De acordo com Barnard, esses alimentos, além de saudáveis, aumentam a produção de serotonina no cérebro — essa substância natural traz sensação de bem-estar e, em baixos níveis, causa depressão. “Os mesmos alimentos que diminuem risco de obesidade, doenças coronarianas e diabetes também levantam o humor e fornecem bem-estar”, observa o médico.
Novos hábitos
Para o produtor rural Paulo Meireles, 64 anos, esses resultados não chegam a ser novidade. Afinal, há 22 anos, ele os experimenta na própria pele. O ex-pecuarista e ex-carnívoro adotou o vegetarianismo em 1993 e, há cinco anos, tornou-se vegano, abolindo qualquer produto de origem animal. “Antes, já tive crises renais, prostatite e colesterol alto.
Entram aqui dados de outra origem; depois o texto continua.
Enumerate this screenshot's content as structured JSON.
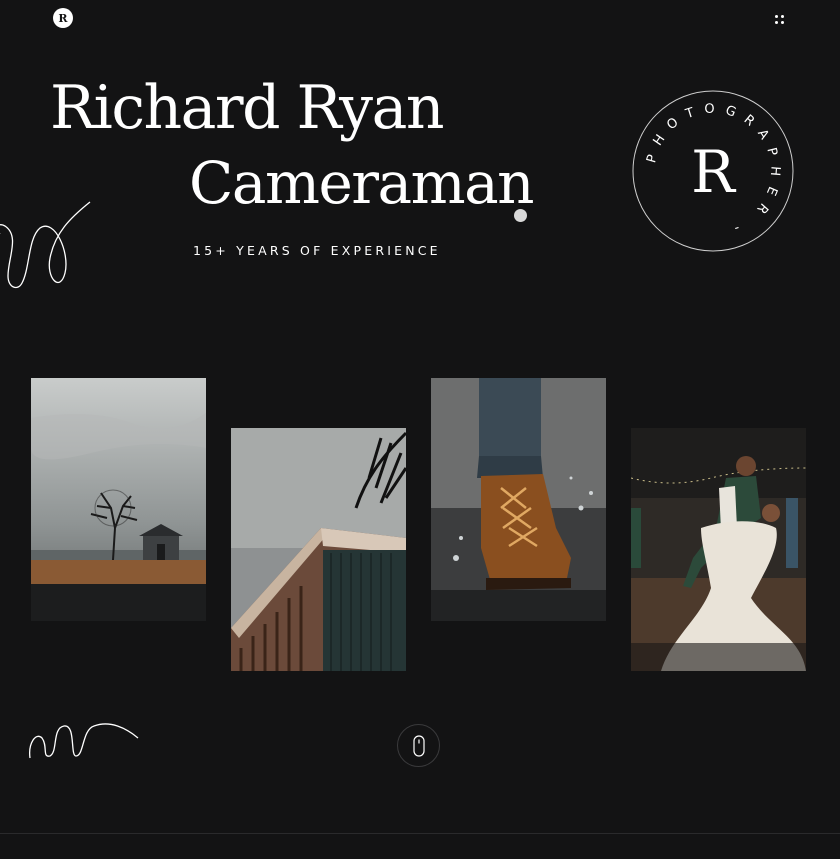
{
  "header": {
    "logo_letter": "R",
    "menu_icon": "grid-dots-icon"
  },
  "hero": {
    "name": "Richard Ryan",
    "role": "Cameraman",
    "experience": "15+ YEARS OF EXPERIENCE"
  },
  "badge": {
    "letter": "R",
    "ring_text": "PHOTOGRAPHER -"
  },
  "gallery": {
    "photos": [
      {
        "subject": "lone-tree-landscape"
      },
      {
        "subject": "modern-building-palm"
      },
      {
        "subject": "boot-splash"
      },
      {
        "subject": "wedding-dance"
      }
    ]
  },
  "scroll": {
    "icon": "mouse-icon"
  },
  "colors": {
    "background": "#131314",
    "text": "#ffffff",
    "muted_border": "#3a3a3c"
  }
}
Tudo isso acabou”, conta Meireles, que também se exercita regularmente e faz meditação. “Somos aquilo que comemos e pensamos. Para mim, a vida saudável se baseia na alimentação, na meditação e na atividade física”, ensina.
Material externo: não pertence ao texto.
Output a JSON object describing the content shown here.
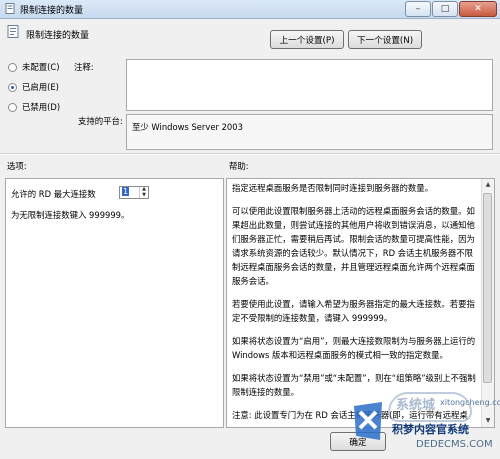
{
  "window": {
    "title": "限制连接的数量",
    "controls": {
      "minimize": "–",
      "maximize": "□",
      "close": "✕"
    }
  },
  "header": {
    "title": "限制连接的数量"
  },
  "nav": {
    "prev_label": "上一个设置(P)",
    "next_label": "下一个设置(N)"
  },
  "state": {
    "options": [
      {
        "label": "未配置(C)",
        "checked": false
      },
      {
        "label": "已启用(E)",
        "checked": true
      },
      {
        "label": "已禁用(D)",
        "checked": false
      }
    ]
  },
  "comment": {
    "label": "注释:",
    "value": ""
  },
  "platform": {
    "label": "支持的平台:",
    "value": "至少 Windows Server 2003"
  },
  "options_pane": {
    "heading": "选项:",
    "max_conn_label": "允许的 RD 最大连接数",
    "max_conn_value": "1",
    "hint": "为无限制连接数键入 999999。"
  },
  "help_pane": {
    "heading": "帮助:",
    "paragraphs": [
      "指定远程桌面服务是否限制同时连接到服务器的数量。",
      "可以使用此设置限制服务器上活动的远程桌面服务会话的数量。如果超出此数量，则尝试连接的其他用户将收到错误消息，以通知他们服务器正忙，需要稍后再试。限制会话的数量可提高性能，因为请求系统资源的会话较少。默认情况下，RD 会话主机服务器不限制远程桌面服务会话的数量，并且管理远程桌面允许两个远程桌面服务会话。",
      "若要使用此设置，请输入希望为服务器指定的最大连接数。若要指定不受限制的连接数量，请键入 999999。",
      "如果将状态设置为“启用”，则最大连接数限制为与服务器上运行的 Windows 版本和远程桌面服务的模式相一致的指定数量。",
      "如果将状态设置为“禁用”或“未配置”，则在“组策略”级别上不强制限制连接的数量。",
      "注意: 此设置专门为在 RD 会话主机服务器(即，运行带有远程桌"
    ]
  },
  "footer": {
    "ok_label": "确定"
  },
  "watermark": {
    "line1": "积梦内容官系统",
    "line2": "DEDECMS.COM",
    "arc": "系统城",
    "url": "xitongcheng.com"
  }
}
Dono de uma propriedade rural em Goiás, Paulo se desfez do gado e passou a produzir grãos quando começou a estudar a doutrina espírita. “Adquiri outra visão, outra concepção. Não concordo que se matem animais para a alimentação de humanos. Temos outras formas de alimentação muito mais saudáveis”, afirma
Entre 1991 e 1993, gradativamente, ele passou da carne vermelha para o frango e, depois, só peixe. Finalmente, tornou-se vegetariano e, agora, é vegano. O nível de PSA — substância produzida pela próstata — do produtor rural chegou a 3,4 no auge do estilo carnívoro. Agora, é de 0,3. “Eu também tinha crises renais terríveis e era tão dependente de analgésico para dores no corpo que tomava um todo dia”, recorda. Tudo isso acabou com a adoção da dieta livre de produtos animais. “Minha saúde nunca esteve tão boa”, garante.
Menos carne já melhora
Se abandonar totalmente a carne é muito difícil, comê-la com moderação também traz benefícios à saúde, de acordo com estudo apresentado neste mês no congresso da Associação Americana do Coração, que analisou 451.256 europeus. Pessoas que aderiam a um cardápio mais próximo do vegetarianismo, com 70% dos alimentos provenientes de fontes vegetais, tinham 20% menos risco de morrer de doenças cardiovasculares, comparadas àquelas cujo consumo de frutas, legumes e verduras correspondia a menos de 45% da dieta.
O estudo incluiu quase meio milhão de pessoas de 10 países que não tinham doenças crônicas no início da pesquisa, em 1992, de 35 a 70 anos, e foram acompanhadas, em média, por 12 anos. Os pesquisadores coletaram informações sobre peso, altura, consumo alimentar, estilo de vida e atividade física. Registravam as causas e as datas de óbito dos participantes, fizeram associações com os outros dados e, depois, os associaram ao risco de morte por doenças cardiovasculares.
“Em vez de um corte drástico nos alimentos de base animal, a substituição de algumas porções de carne na dieta por fontes vegetais pode ser algo muito simples e fácil de aderir para diminuir a mortalidade cardiovascular.” resssalta Camille Lassale, principal autora do estudo e epidemiologista do Imperial College London.
A nutricionista funcional e esportiva Jamila Vital, consultora do restaurante natural Lótus Azul, diz que a alimentação saudável não precisa excluir nenhum componente. Ela sugere a redução de carne vermelha e o consumo de peixe e de frango orgânico caipira. “Pode consumir a carne um dia sim e um dia não”, sugere. Para quem não abre mão dela, uma dica para ajudar na digestão: “Na mesma refeição que tiver carne, consuma muita fibra, para melhorar o trânsito intestinal”.